第4話 続く回収
「これからは、二度と食料や物資が海外や別の地域から輸送されてこないかもしれない。そして電気がなくなったということは、冷蔵、冷凍ができなくなったということ。回収しきれない要冷蔵、冷凍の食品は、すぐに溶けて腐り使えなくなる。ええと……」
書店で見つけた地図を参考に、地元の冷蔵、冷凍倉庫や店舗の冷蔵、冷凍食品を回収していく。
レベルアップの影響で装備できるようになった銀の剣は便利だな。
銀の装備は、吸血鬼だけでなく弱いアンデッドにも有効だった。
最弱のゾンビを切り刻むと、魔力を使わなくても青白い炎をあげながらその場に倒れ伏すのだから。
そして、またも骨だけが残る。
「いつ、これまでに倒したゾンビの骨がスケルトンとなるか……。それまでに可能な限りレベルを上げていく」
スケルトンはゾンビよりも強い。
復活、出現するまでに確実に倒せるレベルに上げておかないと。
「それよりも、冷蔵、冷凍食品の回収を急ごう」
『アイテムボックス』に入れておけば、冷たく、凍った状態を維持できるから、私一人なら死ぬまで文明的な食事に苦労しないはずだ。
文明が崩壊した世界では貴重品になるはずなので、できる限り集めることにする。
完全に泥棒だけど、このまま腐らせるよりはマシだろう。
「これは……。冷蔵マグロ?」
この神明町には有名な漁港があり、遠洋漁業の基地もあった。
観光市場もあるので、多くの魚介類も回収できたのは大きい。
その他にも、倉庫に眠っていた輸入品の食料やお酒なども大量に回収できた。
「ただ、他の町に手を出す余裕がないな」
残念ながら今は真夏だ。
電気がなければ、冷蔵庫と冷凍庫は動かない。
多くの生鮮、冷凍食料品がすぐに腐って食べられなくなるだろう。
そして、それがどういう事態を招くか……。
「間違いなく、生き残った人たちによる食料の奪い合いが始まる」
非常食や、常温でも長持ちする保存食を食べればいいと思っているようだが、現代社会では美味しさを優先した冷蔵、冷凍食品の比率が上がっている。

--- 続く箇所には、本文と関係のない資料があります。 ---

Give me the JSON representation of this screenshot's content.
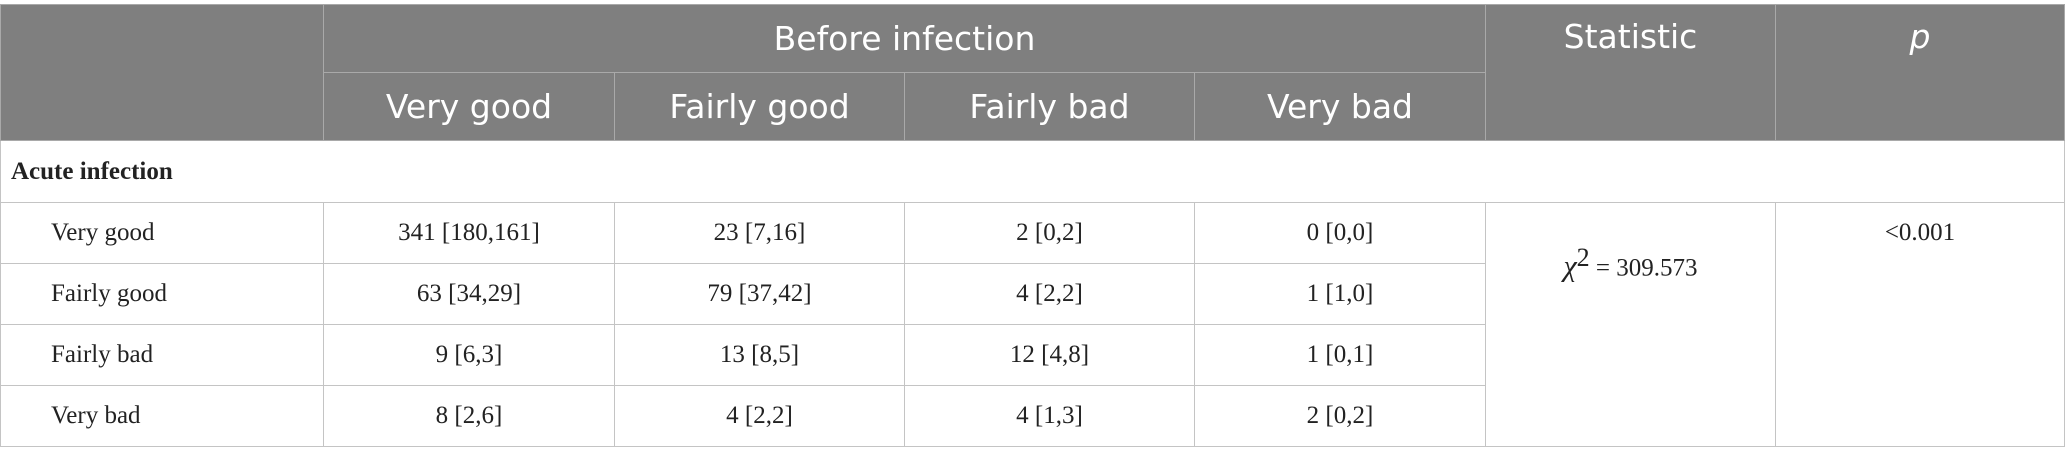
{
  "table": {
    "header": {
      "corner": "",
      "group": "Before infection",
      "statistic": "Statistic",
      "p": "p",
      "columns": [
        "Very good",
        "Fairly good",
        "Fairly bad",
        "Very bad"
      ]
    },
    "section": "Acute infection",
    "rows": [
      [
        "Very good",
        "341 [180,161]",
        "23 [7,16]",
        "2 [0,2]",
        "0 [0,0]"
      ],
      [
        "Fairly good",
        "63 [34,29]",
        "79 [37,42]",
        "4 [2,2]",
        "1 [1,0]"
      ],
      [
        "Fairly bad",
        "9 [6,3]",
        "13 [8,5]",
        "12 [4,8]",
        "1 [0,1]"
      ],
      [
        "Very bad",
        "8 [2,6]",
        "4 [2,2]",
        "4 [1,3]",
        "2 [0,2]"
      ]
    ],
    "statistic": {
      "symbol": "χ",
      "superscript": "2",
      "value": "= 309.573"
    },
    "p_value": "<0.001"
  }
}
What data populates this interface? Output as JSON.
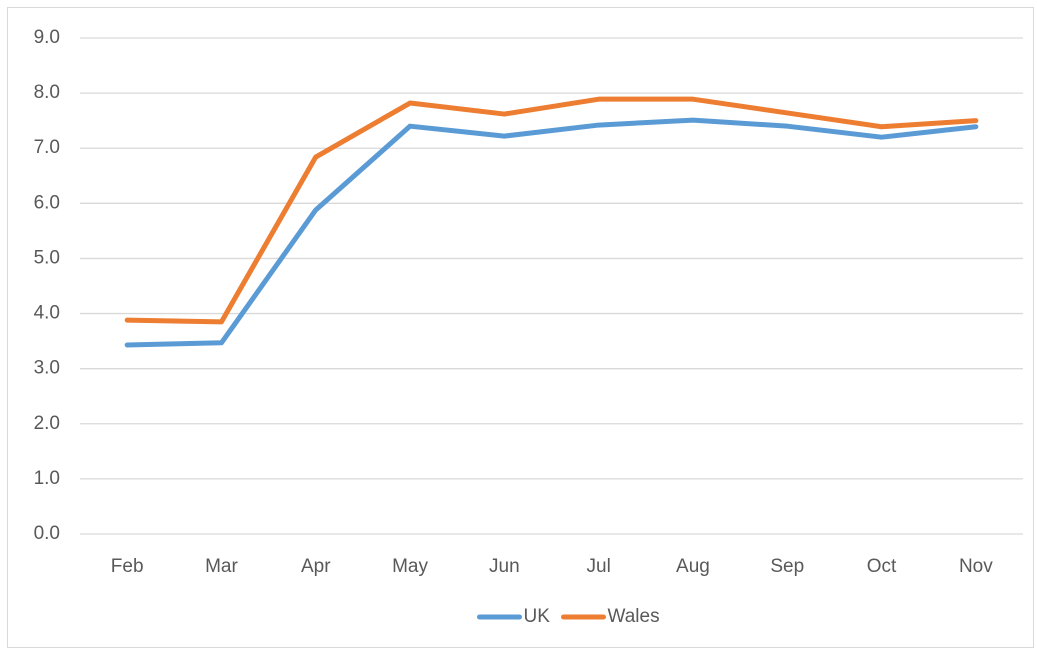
{
  "chart_data": {
    "type": "line",
    "categories": [
      "Feb",
      "Mar",
      "Apr",
      "May",
      "Jun",
      "Jul",
      "Aug",
      "Sep",
      "Oct",
      "Nov"
    ],
    "series": [
      {
        "name": "UK",
        "color": "#5b9bd5",
        "values": [
          3.43,
          3.47,
          5.88,
          7.4,
          7.22,
          7.42,
          7.51,
          7.4,
          7.2,
          7.39
        ]
      },
      {
        "name": "Wales",
        "color": "#ed7d31",
        "values": [
          3.88,
          3.85,
          6.84,
          7.82,
          7.62,
          7.89,
          7.89,
          7.64,
          7.39,
          7.5
        ]
      }
    ],
    "ylim": [
      0,
      9
    ],
    "yticks": [
      {
        "value": 0,
        "label": "0.0"
      },
      {
        "value": 1,
        "label": "1.0"
      },
      {
        "value": 2,
        "label": "2.0"
      },
      {
        "value": 3,
        "label": "3.0"
      },
      {
        "value": 4,
        "label": "4.0"
      },
      {
        "value": 5,
        "label": "5.0"
      },
      {
        "value": 6,
        "label": "6.0"
      },
      {
        "value": 7,
        "label": "7.0"
      },
      {
        "value": 8,
        "label": "8.0"
      },
      {
        "value": 9,
        "label": "9.0"
      }
    ],
    "grid": true,
    "legend": "bottom"
  }
}
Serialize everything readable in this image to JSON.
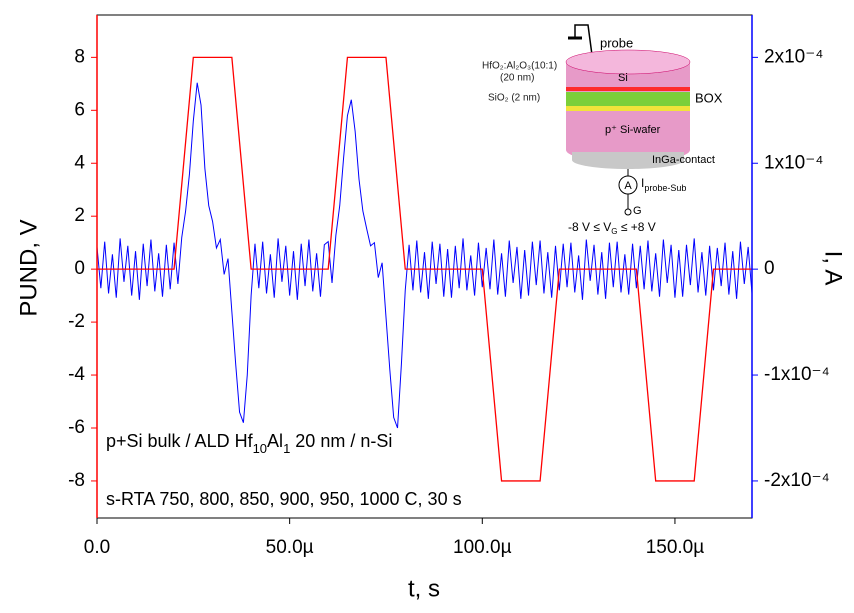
{
  "chart_data": {
    "type": "line",
    "xlabel": "t, s",
    "ylabel": "PUND, V",
    "y2label": "I, A",
    "xlim": [
      0,
      0.00017
    ],
    "ylim": [
      -9.4,
      9.6
    ],
    "y2lim": [
      -0.000235,
      0.00024
    ],
    "xticks": [
      {
        "value": 0,
        "label": "0.0"
      },
      {
        "value": 5e-05,
        "label": "50.0µ"
      },
      {
        "value": 0.0001,
        "label": "100.0µ"
      },
      {
        "value": 0.00015,
        "label": "150.0µ"
      }
    ],
    "yticks": [
      -8,
      -6,
      -4,
      -2,
      0,
      2,
      4,
      6,
      8
    ],
    "y2ticks": [
      {
        "value": -0.0002,
        "label": "-2x10⁻⁴"
      },
      {
        "value": -0.0001,
        "label": "-1x10⁻⁴"
      },
      0,
      {
        "value": 0.0001,
        "label": "1x10⁻⁴"
      },
      {
        "value": 0.0002,
        "label": "2x10⁻⁴"
      }
    ],
    "grid": false,
    "annotations": [
      [
        "p+Si bulk / ALD Hf",
        "10",
        "Al",
        "1",
        " 20 nm / n-Si"
      ],
      [
        "s-RTA 750, 800, 850, 900, 950, 1000 C, 30 s"
      ]
    ],
    "series": [
      {
        "color": "#0000ff",
        "axis": "y2",
        "x": [
          0,
          1e-06,
          2e-06,
          3e-06,
          4e-06,
          5e-06,
          6e-06,
          7e-06,
          8e-06,
          9e-06,
          1e-05,
          1.1e-05,
          1.2e-05,
          1.3e-05,
          1.4e-05,
          1.5e-05,
          1.6e-05,
          1.7e-05,
          1.8e-05,
          1.9e-05,
          2e-05,
          2.1e-05,
          2.2e-05,
          2.3e-05,
          2.4e-05,
          2.5e-05,
          2.6e-05,
          2.7e-05,
          2.8e-05,
          2.9e-05,
          3e-05,
          3.1e-05,
          3.2e-05,
          3.3e-05,
          3.4e-05,
          3.5e-05,
          3.6e-05,
          3.7e-05,
          3.8e-05,
          3.9e-05,
          4e-05,
          4.1e-05,
          4.2e-05,
          4.3e-05,
          4.4e-05,
          4.5e-05,
          4.6e-05,
          4.7e-05,
          4.8e-05,
          4.9e-05,
          5e-05,
          5.1e-05,
          5.2e-05,
          5.3e-05,
          5.4e-05,
          5.5e-05,
          5.6e-05,
          5.7e-05,
          5.8e-05,
          5.9e-05,
          6e-05,
          6.1e-05,
          6.2e-05,
          6.3e-05,
          6.4e-05,
          6.5e-05,
          6.6e-05,
          6.7e-05,
          6.8e-05,
          6.9e-05,
          7e-05,
          7.1e-05,
          7.2e-05,
          7.3e-05,
          7.4e-05,
          7.5e-05,
          7.6e-05,
          7.7e-05,
          7.8e-05,
          7.9e-05,
          8e-05,
          8.1e-05,
          8.2e-05,
          8.3e-05,
          8.4e-05,
          8.5e-05,
          8.6e-05,
          8.7e-05,
          8.8e-05,
          8.9e-05,
          9e-05,
          9.1e-05,
          9.2e-05,
          9.3e-05,
          9.4e-05,
          9.5e-05,
          9.6e-05,
          9.7e-05,
          9.8e-05,
          9.9e-05,
          0.0001,
          0.000101,
          0.000102,
          0.000103,
          0.000104,
          0.000105,
          0.000106,
          0.000107,
          0.000108,
          0.000109,
          0.00011,
          0.000111,
          0.000112,
          0.000113,
          0.000114,
          0.000115,
          0.000116,
          0.000117,
          0.000118,
          0.000119,
          0.00012,
          0.000121,
          0.000122,
          0.000123,
          0.000124,
          0.000125,
          0.000126,
          0.000127,
          0.000128,
          0.000129,
          0.00013,
          0.000131,
          0.000132,
          0.000133,
          0.000134,
          0.000135,
          0.000136,
          0.000137,
          0.000138,
          0.000139,
          0.00014,
          0.000141,
          0.000142,
          0.000143,
          0.000144,
          0.000145,
          0.000146,
          0.000147,
          0.000148,
          0.000149,
          0.00015,
          0.000151,
          0.000152,
          0.000153,
          0.000154,
          0.000155,
          0.000156,
          0.000157,
          0.000158,
          0.000159,
          0.00016,
          0.000161,
          0.000162,
          0.000163,
          0.000164,
          0.000165,
          0.000166,
          0.000167,
          0.000168,
          0.000169,
          0.00017
        ],
        "values": [
          2.1e-05,
          -1.8e-05,
          2.6e-05,
          -2.3e-05,
          1.4e-05,
          -2.7e-05,
          2.9e-05,
          -1.2e-05,
          2.2e-05,
          -2.5e-05,
          1.7e-05,
          -2.9e-05,
          2.4e-05,
          -1.6e-05,
          2.8e-05,
          -2.1e-05,
          1.5e-05,
          -2.6e-05,
          2.3e-05,
          -1.9e-05,
          2.5e-05,
          -1.4e-05,
          3e-05,
          5.5e-05,
          9e-05,
          0.00014,
          0.000176,
          0.000155,
          9.5e-05,
          6e-05,
          4.5e-05,
          2e-05,
          2.8e-05,
          -5e-06,
          1e-05,
          -4e-05,
          -9e-05,
          -0.000135,
          -0.000145,
          -0.0001,
          -2.5e-05,
          2.4e-05,
          -1.8e-05,
          2.6e-05,
          -2.3e-05,
          1.4e-05,
          -2.7e-05,
          2.9e-05,
          -1.2e-05,
          2.2e-05,
          -2.5e-05,
          1.7e-05,
          -2.9e-05,
          2.4e-05,
          -1.6e-05,
          2.8e-05,
          -2.1e-05,
          1.5e-05,
          -2.6e-05,
          2.3e-05,
          2.6e-05,
          -1.3e-05,
          3.2e-05,
          6e-05,
          0.000105,
          0.000145,
          0.00016,
          0.00013,
          8.5e-05,
          5.5e-05,
          3.8e-05,
          2.2e-05,
          2.5e-05,
          -8e-06,
          6e-06,
          -4.5e-05,
          -9.5e-05,
          -0.00014,
          -0.00015,
          -9e-05,
          -2e-05,
          2.3e-05,
          -2e-05,
          2.7e-05,
          -2.2e-05,
          1.6e-05,
          -2.8e-05,
          2.6e-05,
          -1.4e-05,
          2.4e-05,
          -2.6e-05,
          1.9e-05,
          -2.7e-05,
          2.2e-05,
          -1.8e-05,
          2.9e-05,
          -2e-05,
          1.3e-05,
          -2.5e-05,
          2.5e-05,
          -1.7e-05,
          2e-05,
          -1.9e-05,
          2.8e-05,
          -2.4e-05,
          1.5e-05,
          -2.6e-05,
          2.7e-05,
          -1.3e-05,
          2.1e-05,
          -2.8e-05,
          1.8e-05,
          -2.5e-05,
          2.6e-05,
          -1.5e-05,
          2.7e-05,
          -2.3e-05,
          1.6e-05,
          -2.7e-05,
          2.2e-05,
          -2e-05,
          2.4e-05,
          -1.7e-05,
          2.5e-05,
          -2.2e-05,
          1.3e-05,
          -2.9e-05,
          2.8e-05,
          -1.1e-05,
          2.3e-05,
          -2.4e-05,
          1.6e-05,
          -2.8e-05,
          2.5e-05,
          -1.7e-05,
          2.6e-05,
          -2.2e-05,
          1.4e-05,
          -2.4e-05,
          2.4e-05,
          -1.8e-05,
          2.2e-05,
          -1.9e-05,
          2.7e-05,
          -2.1e-05,
          1.5e-05,
          -2.6e-05,
          2.8e-05,
          -1.3e-05,
          2.3e-05,
          -2.7e-05,
          1.8e-05,
          -2.6e-05,
          2.3e-05,
          -1.5e-05,
          2.9e-05,
          -2.2e-05,
          1.6e-05,
          -2.5e-05,
          2.2e-05,
          -2e-05,
          2e-05,
          -1.6e-05,
          2.5e-05,
          -2.4e-05,
          1.7e-05,
          -2.8e-05,
          2.6e-05,
          -1.4e-05,
          2.1e-05,
          -2.3e-05
        ]
      },
      {
        "color": "#ff0000",
        "axis": "y",
        "x": [
          0,
          2e-05,
          2.5e-05,
          3.5e-05,
          4e-05,
          6e-05,
          6.5e-05,
          7.5e-05,
          8e-05,
          0.0001,
          0.000105,
          0.000115,
          0.00012,
          0.00014,
          0.000145,
          0.000155,
          0.00016,
          0.00017
        ],
        "values": [
          0,
          0,
          8,
          8,
          0,
          0,
          8,
          8,
          0,
          0,
          -8,
          -8,
          0,
          0,
          -8,
          -8,
          0,
          0
        ]
      }
    ]
  },
  "inset": {
    "probe": "probe",
    "hfo": "HfO₂:Al₂O₃(10:1)",
    "hfo_thick": "(20 nm)",
    "sio2": "SiO₂ (2 nm)",
    "si": "Si",
    "box": "BOX",
    "wafer": "p⁺ Si-wafer",
    "contact": "InGa-contact",
    "ammeter": "A",
    "current": "I",
    "current_sub": "probe-Sub",
    "gate": "G",
    "range": [
      "-8 V ≤ V",
      "G",
      " ≤ +8 V"
    ]
  }
}
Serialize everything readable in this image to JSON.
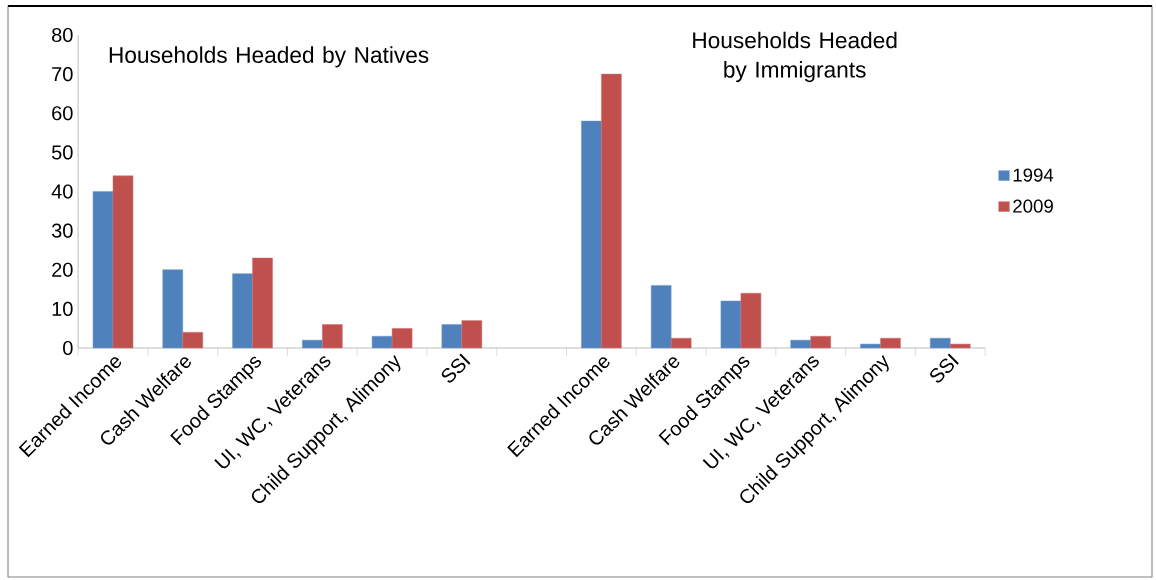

スーパーなどにおける、缶詰コーナーの占める割合を見れば一目瞭然だ。
その棚は、昔に比べると狭くなった。
あなたは、直近でいつ缶詰を開けて食べたか覚えているだろうか?
私がそんなことを気にするようになったのは、異世界での経験からだ。
異世界にも魔力で動く冷蔵庫や冷凍庫があったが、それは王侯貴族や一部の金持ちのものだった。
それが動かなくなり……魔王軍に攻め滅ぼされようとしているのに食材を持ち出せるわけもなく、すぐに腐ってしまった……農地や牧場は荒らされ、それらを町に運ぶ道に魔物が跳梁跋扈するようになって食料の輸送が難しくなった。
私は実際に見たのだ。
魔物や魔族に殺される人よりも、魔物に生活インフラが破壊された結果、生活に必要な物資や食べ物が届かなくなり、飢え死にしたり、栄養状態の悪化で病気になったり、人間同士による食べ物の奪い合いで死んでしまった人たちの数の方が多いことを。
だから私は、このままだと腐るだけの生鮮食料品、冷蔵、冷凍食品を優先的に集めていた。
当然、他の食料品もだけど。
「……やはりな」
地図に載っていたとある食料倉庫を扉を開けると、ゾンビたちがそれらを食らっていた。
ゾンビたちは本能だけが残っている状態なので、人間の肉を食べられないと生前の記憶を思い出し、食べ物を食らうようになる。
中には、他のゾンビに腹を食い破られていたので、食べたものがすぐにそこから出てしまうゾンビもいたが、気にせずに倉庫に積まれた生米の袋を破って食らっていた。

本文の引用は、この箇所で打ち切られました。